Inspiring hope while offering support will look different with each person you help, but remember that your main focus should be on a person’s mental wellbeing and resilience. Wellbeing follows a period of recovery, allowing a person to perform well at work, school and in their familial and social relationships. While in a period of wellbeing, a person learns to cope with illness, crisis or trauma associated with challenges while adjusting their lifestyle. Mental wellbeing can also strengthen resiliency – the ability to bounce back to overcome adversity. Other protective factors for mental health include optimism, a sense of purpose in life and social support.
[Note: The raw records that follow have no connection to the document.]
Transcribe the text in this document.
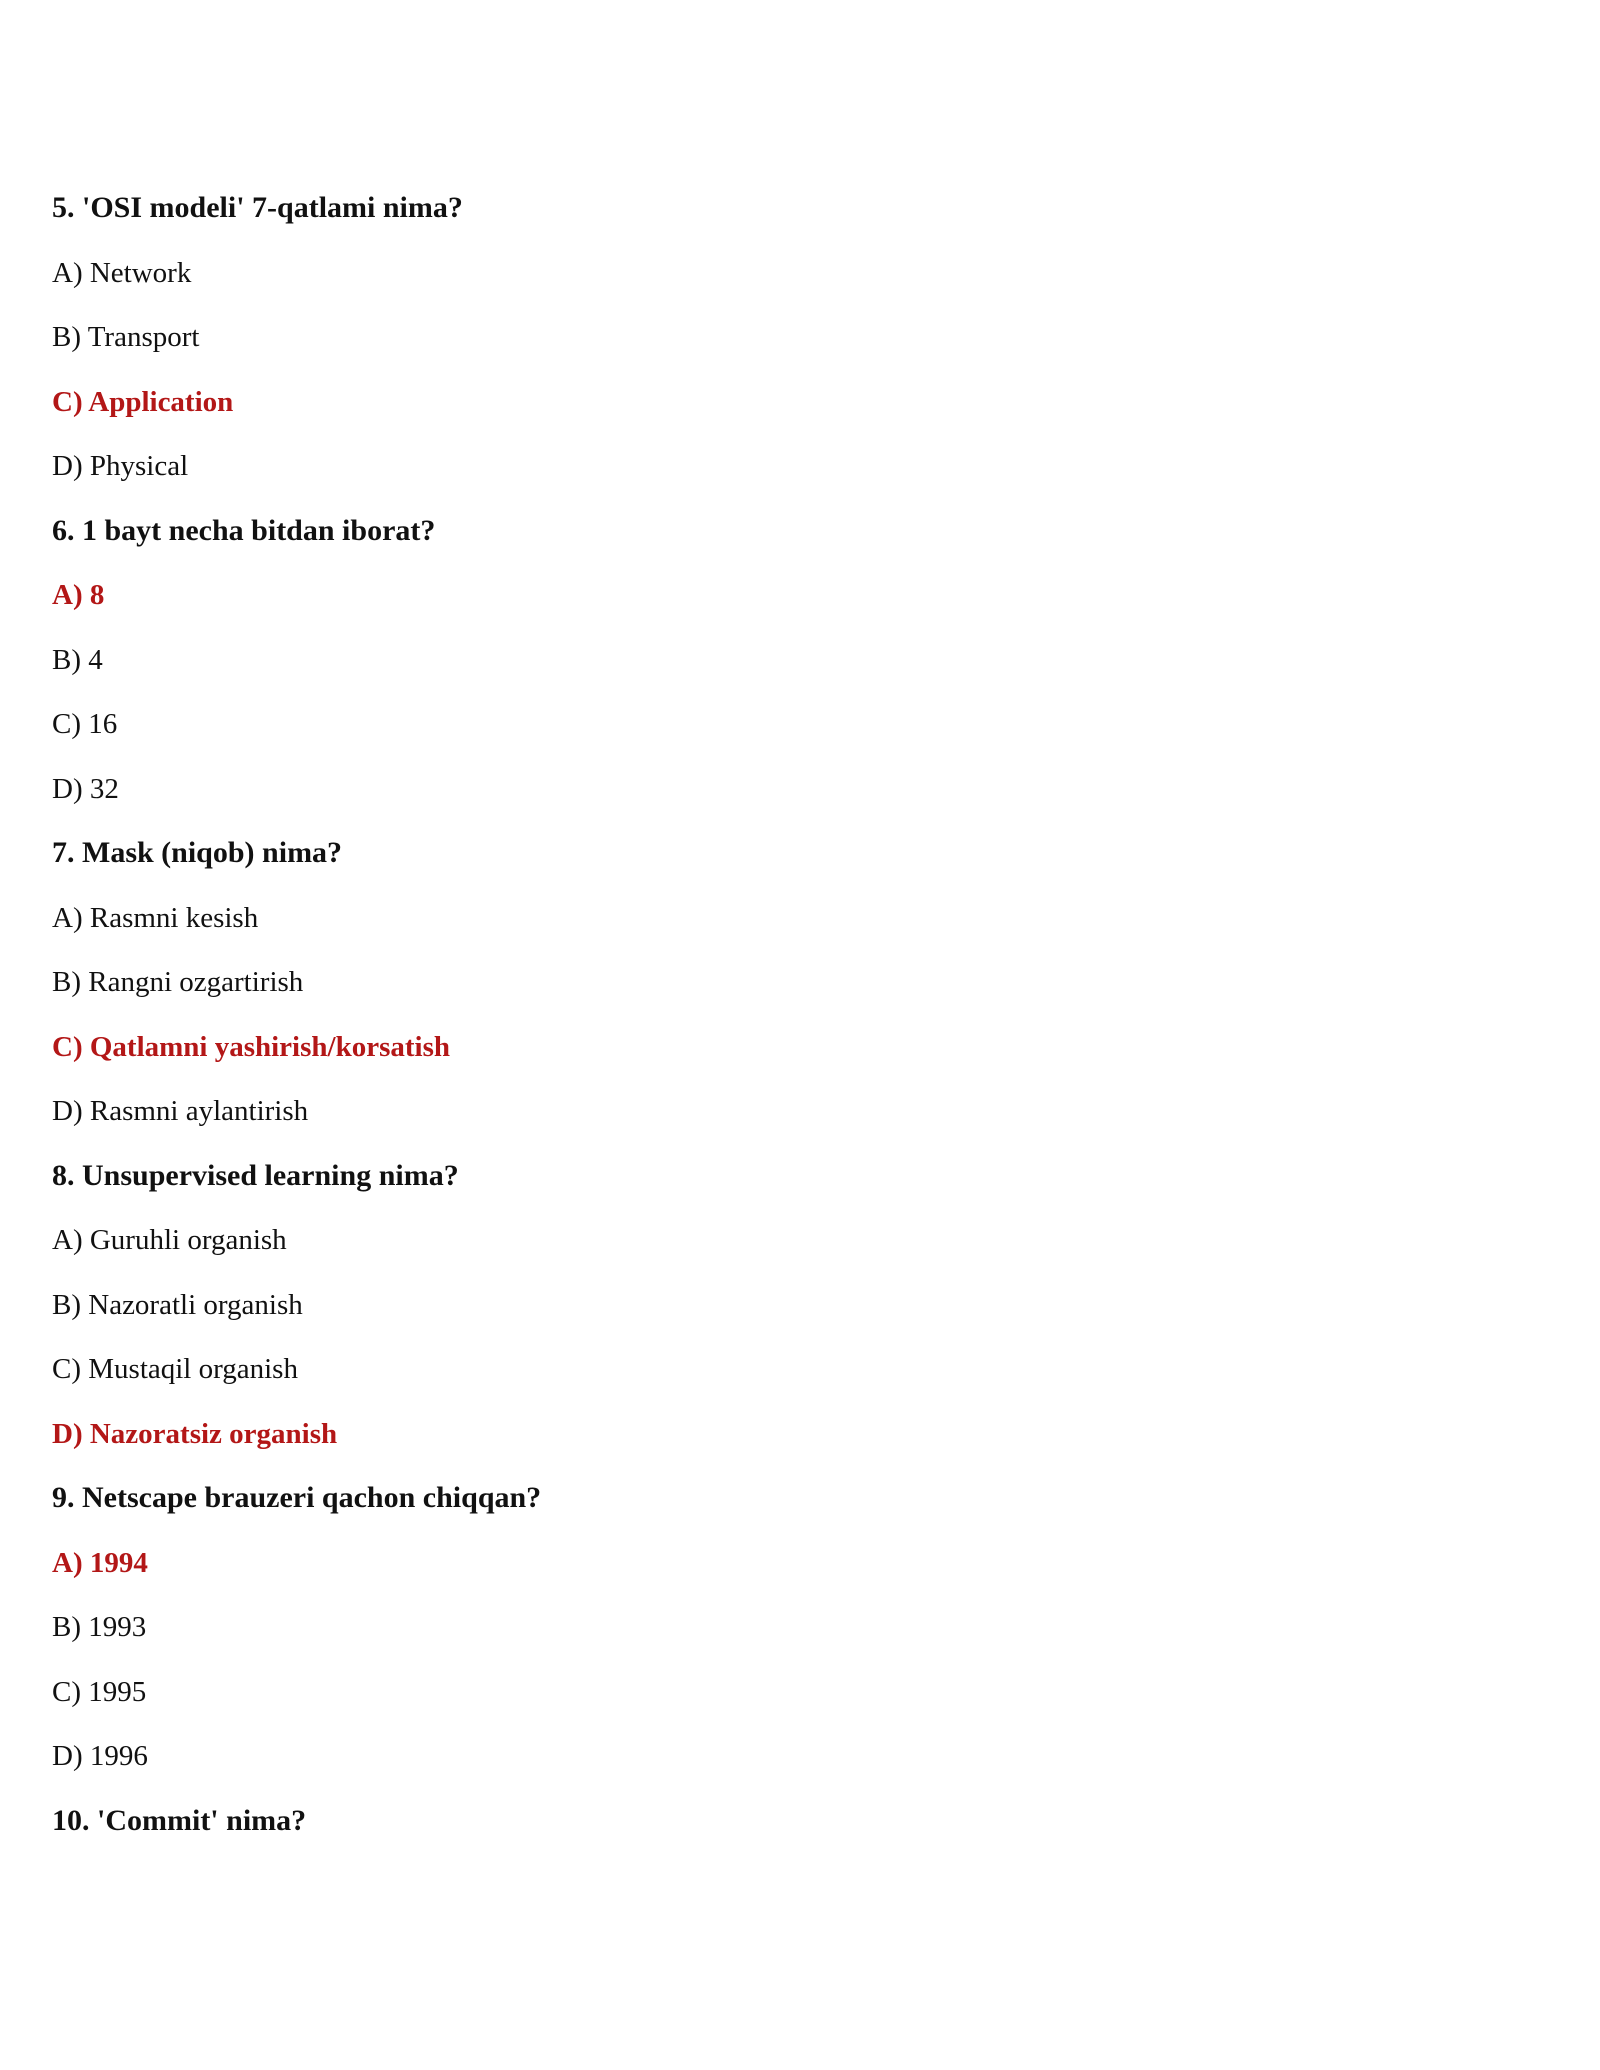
5. 'OSI modeli' 7-qatlami nima?
A) Network
B) Transport
C) Application
D) Physical
6. 1 bayt necha bitdan iborat?
A) 8
B) 4
C) 16
D) 32
7. Mask (niqob) nima?
A) Rasmni kesish
B) Rangni ozgartirish
C) Qatlamni yashirish/korsatish
D) Rasmni aylantirish
8. Unsupervised learning nima?
A) Guruhli organish
B) Nazoratli organish
C) Mustaqil organish
D) Nazoratsiz organish
9. Netscape brauzeri qachon chiqqan?
A) 1994
B) 1993
C) 1995
D) 1996
10. 'Commit' nima?
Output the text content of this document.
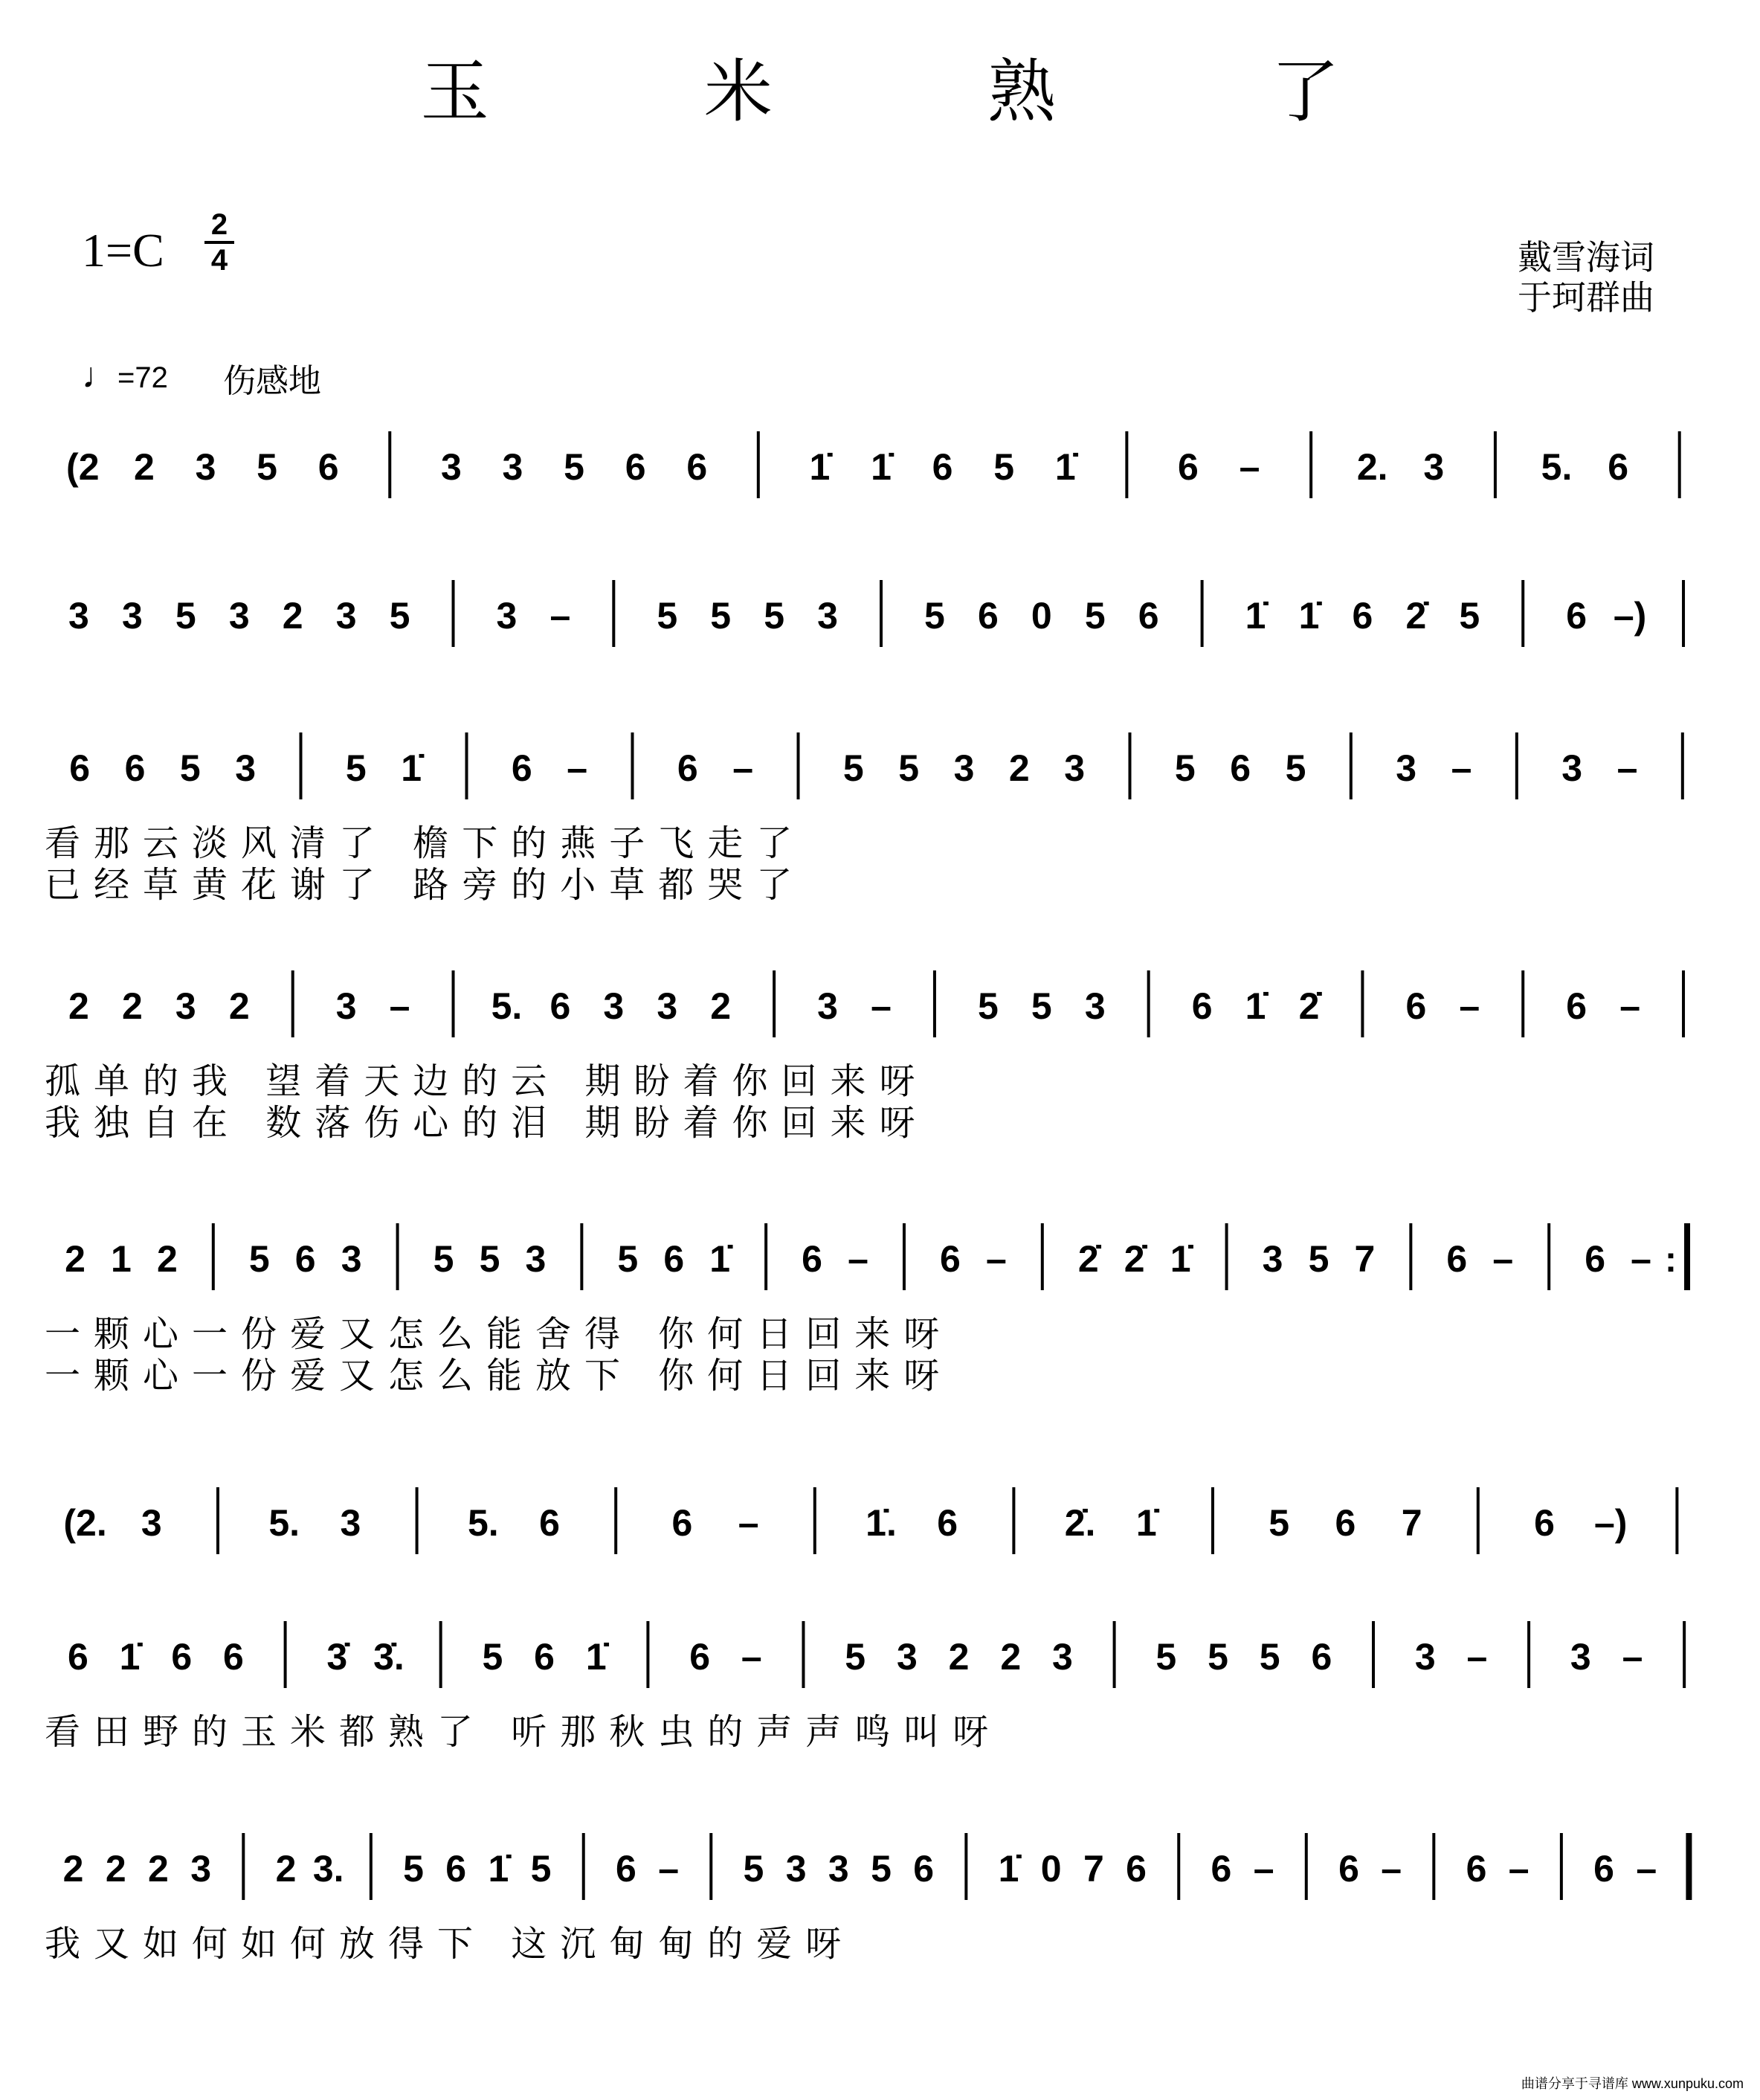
玉 米 熟 了
1=C 2
4	戴雪海词
于珂群曲
♩=72 伤感地
(2 2 3 5 6	3 3 5 6 6	1̇ 1̇ 6 5 1̇	6 –	2. 3	5. 6
3 3 5 3 2 3 5 3 – 5 5 5 3 5 6 0 5 6 1̇ 1̇ 6 2̇ 5 6 –)
6 6 5 3 5 1̇ 6 – 6 – 5 5 3 2 3 5 6 5 3 – 3 –
看那云淡风清了 檐下的燕子飞走了
已经草黄花谢了 路旁的小草都哭了
2 2 3 2 3 – 5. 6 3 3 2 3 – 5 5 3 6 1̇ 2̇ 6 – 6 –
孤单的我 望着天边的云 期盼着你回来呀
我独自在 数落伤心的泪 期盼着你回来呀
2 1 2 5 6 3 5 5 3 5 6 1̇ 6 – 6 – 2̇ 2̇ 1̇ 3 5 7 6 – 6 – :
一颗心一份爱又怎么能舍得 你何日回来呀
一颗心一份爱又怎么能放下 你何日回来呀
(2. 3	5. 3	5. 6	6 –	1̇. 6	2̇. 1̇	5 6 7	6 –)
6 1̇ 6 6 3̇ 3̇. 5 6 1̇ 6 – 5 3 2 2 3 5 5 5 6 3 – 3 –
看田野的玉米都熟了 听那秋虫的声声鸣叫呀
2 2 2 3 2 3. 5 6 1̇ 5 6 – 5 3 3 5 6 1̇ 0 7 6 6 – 6 – 6 – 6 –
我又如何如何放得下 这沉甸甸的爱呀
曲谱分享于寻谱库 www.xunpuku.com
No matter how you lend your support, be sure to listen nonjudgmentally. Keeping a positive attitude and an open mind will show the person that you respect their feelings and that their experiences are valid, regardless of whether you agree with their choices or situation. Asking questions can show that you are listening, but try not to interrupt the person as they share.
Inspiring hope can also look like providing resources and information when appropriate. These can be local resources, national resources or even virtual options. It helps to have that information on hand so you can provide it in a timely manner. Community support groups, local and national hotlines, and online guides are a great start.
Whoever you’re talking to, it’s important that you remind them it’s OK to not be OK. Mental health and substance use challenges are common — one in five American adults lives with a mental health challenge — and they aren’t alone in how they are feeling.
Inspiring hope is one of the most valuable ways you can provide support as a First Aider. Your ongoing support during the recovery process will show someone that you care, and it will strengthen their protective factors. When we instill hope in each other, we can #BeTheDifference for everyone’s mental health and overcome any obstacle.